Yes, if our population soared to 20 billion then we may not have enough trees. Or if people start destroying their chairs after only a year.
But how about we limit our discussion to reasonable limits and not stretch into the improbable in an attempt to win a point?
I'm not stretching into the improbable because in the real world people need an awful lot more than just chairs - the metaphor may seem stretched to you, but only because you aren't thinking about the countless other things people need (or think they do).
The bottom line remains very simple - growth has a limit, beyond which you can not sustainably expand (and another limit beyond that where you cannot expand unsustainably either).
Worse, some resources are renewed over geological timescales (or possibly not at all) and there is no precisely sustainable rate to draw them down at (modern civilisation is absolutely harming future people in this way by squandering so many finite resources).

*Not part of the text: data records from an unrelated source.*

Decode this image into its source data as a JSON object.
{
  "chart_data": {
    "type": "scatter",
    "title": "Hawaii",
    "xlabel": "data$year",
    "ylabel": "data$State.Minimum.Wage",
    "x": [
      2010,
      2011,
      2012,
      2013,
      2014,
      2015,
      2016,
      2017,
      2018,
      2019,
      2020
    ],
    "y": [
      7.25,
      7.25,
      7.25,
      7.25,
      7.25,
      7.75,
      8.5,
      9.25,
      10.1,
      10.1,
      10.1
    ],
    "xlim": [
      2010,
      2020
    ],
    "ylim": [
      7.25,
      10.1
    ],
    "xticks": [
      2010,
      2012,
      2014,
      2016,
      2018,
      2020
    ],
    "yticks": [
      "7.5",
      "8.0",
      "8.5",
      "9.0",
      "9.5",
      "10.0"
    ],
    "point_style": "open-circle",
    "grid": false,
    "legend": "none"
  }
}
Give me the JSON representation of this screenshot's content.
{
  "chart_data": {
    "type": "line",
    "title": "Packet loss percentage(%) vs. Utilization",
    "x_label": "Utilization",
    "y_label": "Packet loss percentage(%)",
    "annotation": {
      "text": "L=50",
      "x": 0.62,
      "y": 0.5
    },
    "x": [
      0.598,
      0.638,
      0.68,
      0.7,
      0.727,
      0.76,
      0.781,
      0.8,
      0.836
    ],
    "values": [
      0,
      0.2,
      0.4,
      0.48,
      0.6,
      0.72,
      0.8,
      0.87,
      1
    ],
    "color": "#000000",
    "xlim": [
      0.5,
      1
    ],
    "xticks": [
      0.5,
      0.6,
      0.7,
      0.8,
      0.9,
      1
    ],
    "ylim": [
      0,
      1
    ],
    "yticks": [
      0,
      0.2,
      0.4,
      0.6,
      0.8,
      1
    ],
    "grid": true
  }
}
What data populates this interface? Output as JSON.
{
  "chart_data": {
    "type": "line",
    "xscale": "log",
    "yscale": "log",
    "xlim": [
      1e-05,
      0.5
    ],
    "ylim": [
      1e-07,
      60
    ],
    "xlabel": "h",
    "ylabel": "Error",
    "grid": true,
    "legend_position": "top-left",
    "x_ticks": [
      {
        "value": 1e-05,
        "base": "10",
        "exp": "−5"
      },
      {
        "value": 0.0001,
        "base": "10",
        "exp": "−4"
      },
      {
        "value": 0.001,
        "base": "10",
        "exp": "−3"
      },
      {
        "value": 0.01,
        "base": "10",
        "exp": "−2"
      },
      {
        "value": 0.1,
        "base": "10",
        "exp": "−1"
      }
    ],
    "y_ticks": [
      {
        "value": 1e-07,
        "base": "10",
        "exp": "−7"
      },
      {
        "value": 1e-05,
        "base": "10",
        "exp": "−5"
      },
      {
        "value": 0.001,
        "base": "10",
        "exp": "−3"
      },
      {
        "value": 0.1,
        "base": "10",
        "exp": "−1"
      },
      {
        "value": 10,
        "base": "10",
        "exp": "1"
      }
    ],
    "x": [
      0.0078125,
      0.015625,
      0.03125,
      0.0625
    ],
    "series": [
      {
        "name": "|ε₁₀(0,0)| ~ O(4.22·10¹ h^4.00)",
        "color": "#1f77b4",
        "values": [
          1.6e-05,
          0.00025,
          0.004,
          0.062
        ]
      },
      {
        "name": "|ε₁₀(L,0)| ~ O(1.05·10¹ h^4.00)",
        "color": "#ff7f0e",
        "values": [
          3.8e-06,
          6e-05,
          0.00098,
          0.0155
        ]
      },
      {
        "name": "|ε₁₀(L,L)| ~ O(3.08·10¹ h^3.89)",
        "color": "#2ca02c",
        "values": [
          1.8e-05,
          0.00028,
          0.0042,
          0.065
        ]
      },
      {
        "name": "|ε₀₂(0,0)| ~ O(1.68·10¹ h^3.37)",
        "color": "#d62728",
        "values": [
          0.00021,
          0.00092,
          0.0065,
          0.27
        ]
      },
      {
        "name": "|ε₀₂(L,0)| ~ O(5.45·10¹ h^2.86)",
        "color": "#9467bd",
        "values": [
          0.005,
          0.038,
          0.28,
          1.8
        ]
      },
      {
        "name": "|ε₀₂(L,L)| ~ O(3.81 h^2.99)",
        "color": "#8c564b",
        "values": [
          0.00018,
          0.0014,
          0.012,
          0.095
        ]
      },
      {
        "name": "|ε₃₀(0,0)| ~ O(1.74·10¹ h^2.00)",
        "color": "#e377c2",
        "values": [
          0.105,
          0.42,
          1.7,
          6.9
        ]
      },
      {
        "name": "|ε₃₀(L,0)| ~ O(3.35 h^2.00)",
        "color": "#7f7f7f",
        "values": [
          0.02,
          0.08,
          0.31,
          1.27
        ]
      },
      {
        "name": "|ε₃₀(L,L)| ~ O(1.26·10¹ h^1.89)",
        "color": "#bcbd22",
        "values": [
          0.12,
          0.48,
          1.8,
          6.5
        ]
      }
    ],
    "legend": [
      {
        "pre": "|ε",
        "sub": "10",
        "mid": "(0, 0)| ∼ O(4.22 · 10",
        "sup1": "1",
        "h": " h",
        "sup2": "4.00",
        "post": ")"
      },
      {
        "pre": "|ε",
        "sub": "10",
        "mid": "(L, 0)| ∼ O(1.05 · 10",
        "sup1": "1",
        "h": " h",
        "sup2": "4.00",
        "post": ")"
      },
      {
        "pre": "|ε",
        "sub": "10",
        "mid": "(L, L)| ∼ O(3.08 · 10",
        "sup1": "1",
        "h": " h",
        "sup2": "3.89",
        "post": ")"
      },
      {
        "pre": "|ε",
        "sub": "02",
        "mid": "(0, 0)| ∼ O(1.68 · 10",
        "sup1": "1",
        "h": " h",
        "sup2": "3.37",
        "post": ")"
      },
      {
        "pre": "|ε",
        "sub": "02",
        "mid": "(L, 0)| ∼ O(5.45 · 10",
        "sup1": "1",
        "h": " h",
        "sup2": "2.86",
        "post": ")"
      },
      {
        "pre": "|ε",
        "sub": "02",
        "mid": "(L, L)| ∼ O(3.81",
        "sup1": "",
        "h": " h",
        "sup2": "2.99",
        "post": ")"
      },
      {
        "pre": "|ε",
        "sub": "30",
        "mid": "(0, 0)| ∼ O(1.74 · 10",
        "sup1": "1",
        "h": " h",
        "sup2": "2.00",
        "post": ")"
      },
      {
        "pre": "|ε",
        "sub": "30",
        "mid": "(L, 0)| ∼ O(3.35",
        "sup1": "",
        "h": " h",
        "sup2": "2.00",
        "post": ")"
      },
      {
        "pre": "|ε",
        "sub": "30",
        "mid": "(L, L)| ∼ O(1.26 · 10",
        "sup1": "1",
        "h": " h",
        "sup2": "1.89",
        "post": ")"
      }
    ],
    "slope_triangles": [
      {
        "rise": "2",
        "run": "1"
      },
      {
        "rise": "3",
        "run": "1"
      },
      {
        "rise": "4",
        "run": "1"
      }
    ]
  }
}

Any sustained growth at all and you will ultimately run out of chairs. It is that simple. The terms sustainable and growth are contradictory, growth cannot be sustainable - it must end, preferably at a steady equilibrium - or in the modern world most likely with an almighty crash because we're eroding our limits and using even renewable resources in a non renewable fashion (and yes, even wind and solar power are subject to limits!).
Given we are already beyond sustainable parameters on even renewable resources in many cases, degrowth is the only way to put the system back into a safe state in a controlled fashion with a minimum of human suffering. I am under no illusions myself about this happening. We will fight instead, competing for a dwindling resource pool to the end.
I realise this notion may not sit well with affluent populations composed largely of members behaving in this dreadful manner, but it's OK - the crash will fix it in the end either way. The laws of physics cannot be bent by hopium and dogma. We act as though we have all the time we want to solve these problems, presumably because we created them and somehow think we therefore control them.